Verona memutar pandangannya ke arah Della. "Nggak kuliah, kamu?"

Della menggeleng pelan.

Verona mengerutkan dahinya. "Mau main kemana?" tanyanya ketus.

"Ke rumah Vika."

Verona kembali memutar pandangannya pada televisi yang menyala di ruang tengah. "Ke rumah Vika atau jalan-jalan nggak jelas kayak kemarin?"

Della terdiam. Tidak menjawab sedikitpun ucapan kakaknya. 

"Awas ya kalo kamu jalan ke mall lagi kayak kemarin!"

Della mencebikkan bibirnya. "Kan aku juga pengen refreshing, Kak. Capek tau kuliah terus," balasnya. 

"Alesan aja! Boleh kamu jalan-jalan. Tapi yang bermanfaat. Kan katanya kamu lagi nyiapin buat skripsi. Jadi mending jalannya ke toko buku. Jangan jalan ke mall, cari-cari sesuatu yang nggak penting!" 

Della menunduk saat Verona terus mengomel. Sembari menata masakan di meja, Della memasang wajah masamnya. Dia tau kalau Verona sudah mengomel, akan panjang. Dan dia tidak boleh membantah. 

Karena kalau sedikit saja Della menjawab, pasti akan jadi rumit masalahnya. 
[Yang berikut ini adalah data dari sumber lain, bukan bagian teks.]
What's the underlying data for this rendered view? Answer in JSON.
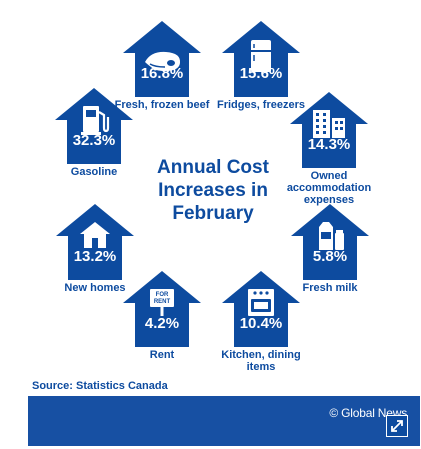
{
  "title": "Annual Cost Increases in February",
  "items": [
    {
      "value": "16.8%",
      "label": "Fresh, frozen beef",
      "icon": "meat-icon"
    },
    {
      "value": "15.6%",
      "label": "Fridges, freezers",
      "icon": "fridge-icon"
    },
    {
      "value": "32.3%",
      "label": "Gasoline",
      "icon": "gas-pump-icon"
    },
    {
      "value": "14.3%",
      "label": "Owned accommodation expenses",
      "icon": "building-icon"
    },
    {
      "value": "13.2%",
      "label": "New homes",
      "icon": "house-icon"
    },
    {
      "value": "5.8%",
      "label": "Fresh milk",
      "icon": "milk-icon"
    },
    {
      "value": "4.2%",
      "label": "Rent",
      "icon": "for-rent-sign-icon"
    },
    {
      "value": "10.4%",
      "label": "Kitchen, dining items",
      "icon": "kitchen-icon"
    }
  ],
  "source": "Source: Statistics Canada",
  "footer": {
    "brand": "© Global News"
  },
  "sign_text": "FOR RENT",
  "colors": {
    "house_blue": "#0d4b9f",
    "footer_blue": "#1750a3",
    "white": "#ffffff"
  }
}
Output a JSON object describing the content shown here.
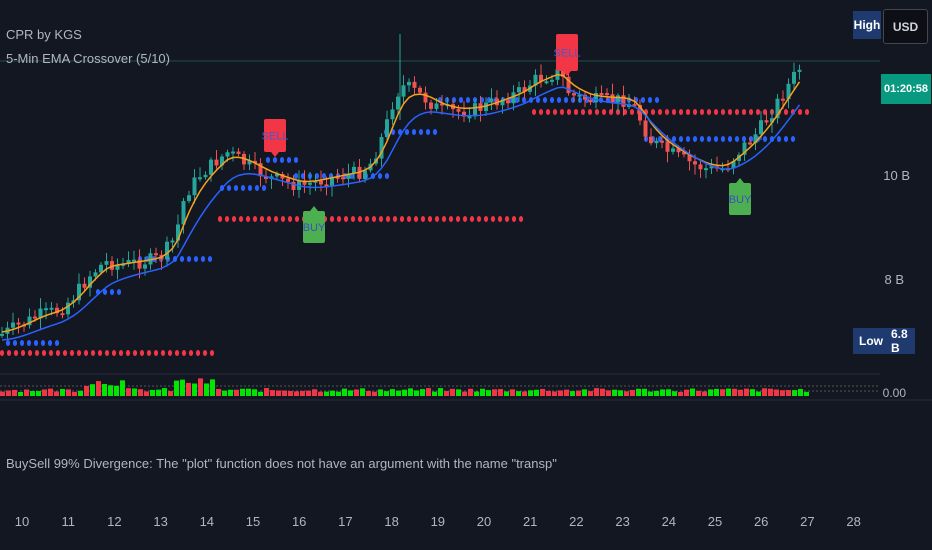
{
  "indicators": {
    "cpr_title": "CPR by KGS",
    "ema_title": "5-Min EMA Crossover (5/10)"
  },
  "price_axis": {
    "high_label": "High",
    "currency": "USD",
    "countdown": "01:20:58",
    "low_label": "Low",
    "low_value": "6.8 B",
    "tick_10b": "10 B",
    "tick_8b": "8 B",
    "tick_000": "0.00"
  },
  "signals": {
    "sell_label": "SELL",
    "buy_label": "BUY"
  },
  "error_message": "BuySell 99% Divergence: The \"plot\" function does not have an argument with the name \"transp\"",
  "time_axis": [
    "10",
    "11",
    "12",
    "13",
    "14",
    "15",
    "16",
    "17",
    "18",
    "19",
    "20",
    "21",
    "22",
    "23",
    "24",
    "25",
    "26",
    "27",
    "28"
  ],
  "colors": {
    "background": "#131722",
    "up_candle": "#26a69a",
    "down_candle": "#ef5350",
    "ema_fast": "#f7a21b",
    "ema_slow": "#2962ff",
    "cpr_blue": "#2962ff",
    "cpr_red": "#f23645",
    "sell_badge": "#f23645",
    "buy_badge": "#4caf50",
    "volume_green": "#00e600",
    "volume_red": "#f23645"
  }
}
"Awas ya! Kalau kamu ulangi lagi kayak kemarin, Kak Ve bener-bener potong uang jajan kamu!" 

Della menghela nafas pelan. "Iya, Kak." 

Kemarin dia sungguh sial. Verona pulang sebelum dirinya. Padahal biasanya Verona kalau keluar rumah pulangnya lama. Tapi tumben kemarin itu Verona pulang cepat. 

Jadilah dia kena ceramah panjang lebar untungnya ada Romeo yang membelanya. Della tersenyum kecil mengingat Romeo. Dan juga Raka tentunya. Dua orang pria yang sama-sama manis. 

"Dell! Della!" 

Della tergagap. "Y-ya Kak?" 

"Kamu ngelamun ya?" 

"Hah?" 

Verona berdecak. "Buka pintu sana! Ada tamu tuh kayaknya!" 
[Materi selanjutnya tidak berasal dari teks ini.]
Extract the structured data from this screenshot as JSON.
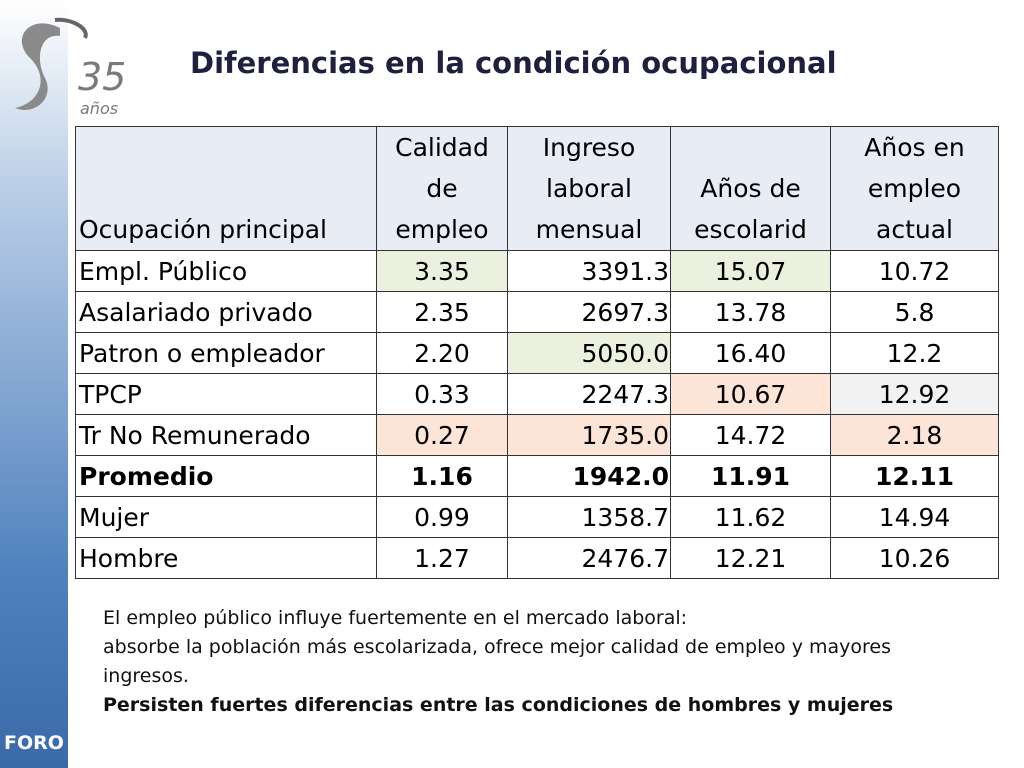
{
  "logo": {
    "number": "35",
    "word": "años"
  },
  "sidebar": {
    "label": "FORO"
  },
  "title": "Diferencias en la condición ocupacional",
  "table": {
    "header": [
      "Ocupación principal",
      "Calidad de empleo",
      "Ingreso laboral mensual",
      "Años de escolarid",
      "Años en empleo actual"
    ],
    "rows": [
      [
        "Empl. Público",
        "3.35",
        "3391.3",
        "15.07",
        "10.72"
      ],
      [
        "Asalariado privado",
        "2.35",
        "2697.3",
        "13.78",
        "5.8"
      ],
      [
        "Patron o empleador",
        "2.20",
        "5050.0",
        "16.40",
        "12.2"
      ],
      [
        "TPCP",
        "0.33",
        "2247.3",
        "10.67",
        "12.92"
      ],
      [
        "Tr No Remunerado",
        "0.27",
        "1735.0",
        "14.72",
        "2.18"
      ],
      [
        "Promedio",
        "1.16",
        "1942.0",
        "11.91",
        "12.11"
      ],
      [
        "Mujer",
        "0.99",
        "1358.7",
        "11.62",
        "14.94"
      ],
      [
        "Hombre",
        "1.27",
        "2476.7",
        "12.21",
        "10.26"
      ]
    ]
  },
  "notes": [
    "El empleo público influye fuertemente en el mercado laboral:",
    "absorbe la población más escolarizada, ofrece mejor calidad de empleo y mayores ingresos.",
    "Persisten fuertes diferencias entre las condiciones de hombres y mujeres"
  ]
}
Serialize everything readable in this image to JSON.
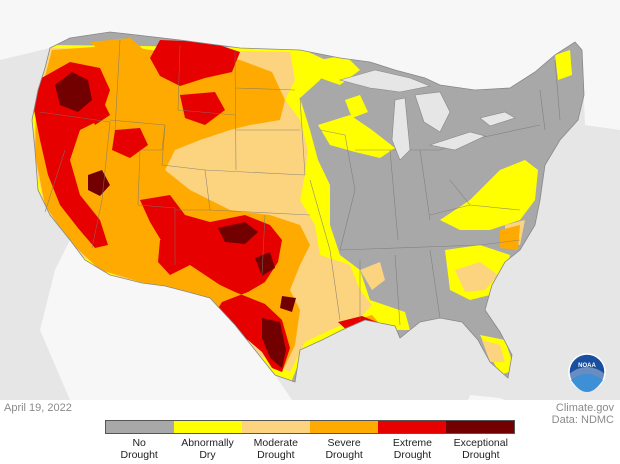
{
  "date": "April 19, 2022",
  "credit": {
    "site": "Climate.gov",
    "data": "Data: NDMC"
  },
  "logo_text": "NOAA",
  "colors": {
    "ocean": "#e6e6e6",
    "neighbor_land": "#f7f7f7",
    "border": "#666666",
    "none": "#a8a8a8",
    "d0": "#ffff00",
    "d1": "#fcd37f",
    "d2": "#ffaa00",
    "d3": "#e60000",
    "d4": "#730000"
  },
  "legend": [
    {
      "key": "none",
      "line1": "No",
      "line2": "Drought",
      "color": "#a8a8a8"
    },
    {
      "key": "d0",
      "line1": "Abnormally",
      "line2": "Dry",
      "color": "#ffff00"
    },
    {
      "key": "d1",
      "line1": "Moderate",
      "line2": "Drought",
      "color": "#fcd37f"
    },
    {
      "key": "d2",
      "line1": "Severe",
      "line2": "Drought",
      "color": "#ffaa00"
    },
    {
      "key": "d3",
      "line1": "Extreme",
      "line2": "Drought",
      "color": "#e60000"
    },
    {
      "key": "d4",
      "line1": "Exceptional",
      "line2": "Drought",
      "color": "#730000"
    }
  ]
}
Della buru-buru beranjak ke arah pintu. Gadis itu mengernyit melihat seorang pria pengantar paket berada di depan rumahnya. 

"Ada yang bisa saya bantu, Mas?"

"Pagi, Mbak. Saya mau mengantar ini buat Mbak."
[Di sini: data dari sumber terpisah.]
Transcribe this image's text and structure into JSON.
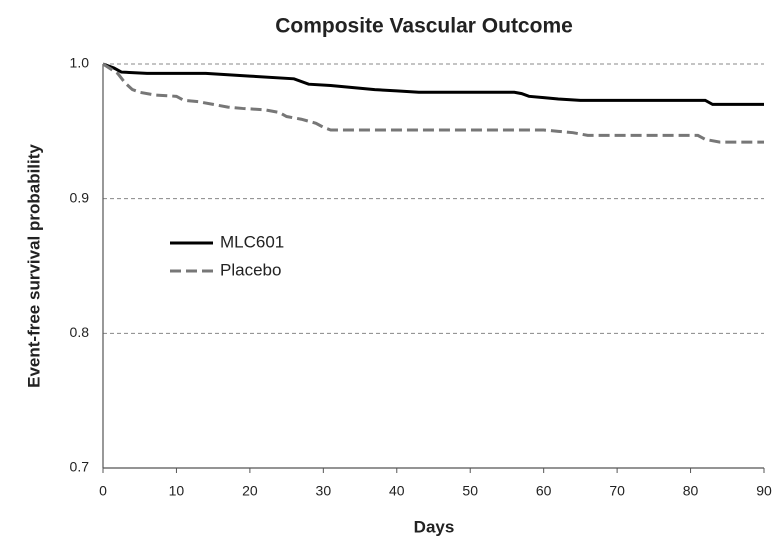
{
  "chart_data": {
    "type": "line",
    "title": "Composite Vascular Outcome",
    "x_label": "Days",
    "y_label": "Event-free survival probability",
    "xlim": [
      0,
      90
    ],
    "xticks": [
      0,
      10,
      20,
      30,
      40,
      50,
      60,
      70,
      80,
      90
    ],
    "ylim": [
      0.7,
      1
    ],
    "yticks": [
      0.7,
      0.8,
      0.9,
      {
        "value": 1,
        "label": "1.0"
      }
    ],
    "grid": true,
    "legend": "upper left",
    "series": [
      {
        "name": "MLC601",
        "color": "#000000",
        "dashed": false,
        "x": [
          0,
          1.5,
          2.5,
          6,
          14,
          20,
          26,
          28,
          31,
          33,
          37,
          40,
          43,
          56,
          57,
          58,
          60,
          62,
          65,
          82,
          83,
          90
        ],
        "values": [
          1,
          0.997,
          0.994,
          0.993,
          0.993,
          0.991,
          0.989,
          0.985,
          0.984,
          0.983,
          0.981,
          0.98,
          0.979,
          0.979,
          0.978,
          0.976,
          0.975,
          0.974,
          0.973,
          0.973,
          0.97,
          0.97
        ]
      },
      {
        "name": "Placebo",
        "color": "#777777",
        "dashed": true,
        "x": [
          0,
          2,
          3,
          4,
          5,
          7,
          10,
          11,
          13,
          15,
          17,
          19,
          22,
          24,
          25,
          27,
          29,
          30,
          31,
          60,
          62,
          64,
          66,
          81,
          82,
          84,
          90
        ],
        "values": [
          1,
          0.993,
          0.986,
          0.981,
          0.979,
          0.977,
          0.976,
          0.973,
          0.972,
          0.97,
          0.968,
          0.967,
          0.966,
          0.964,
          0.961,
          0.959,
          0.956,
          0.953,
          0.951,
          0.951,
          0.95,
          0.949,
          0.947,
          0.947,
          0.944,
          0.942,
          0.942
        ]
      }
    ]
  }
}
Della terkejut. "Buat saya?" 

Pria itu mengangguk dan memberikan sebuah kotak putih dengan pita di bagian atasnya ke tangan Della. "Boleh tanda tangan disini, Mbak?" 

Della pun menandatangani kertas yang disodorkan oleh pria itu. "Ini dari siapa ya, Mas?" tanyanya.

"Pengirimnya Pak Raka, Mbak. Kemarin beliau dari toko kami dan minta mengirim sebuah gaun kesini."

Della langsung syok. Raka? Gaun? Astaga!

Gadis itu buru-buru membuka kotak tersebut setelah pria pengantar paket itu pergi. Dan sangat tepat dugaan Della. Gaun yang kemarin dia coba lah yang dikirim oleh Raka. 

Apa mungkin kemarin Raka melihatnya memakai gaun itu dan terlihat bagus, lalu dia membelikannya untuk Della? Wajah Della seketika memanas. Gadis itu tertunduk malu. 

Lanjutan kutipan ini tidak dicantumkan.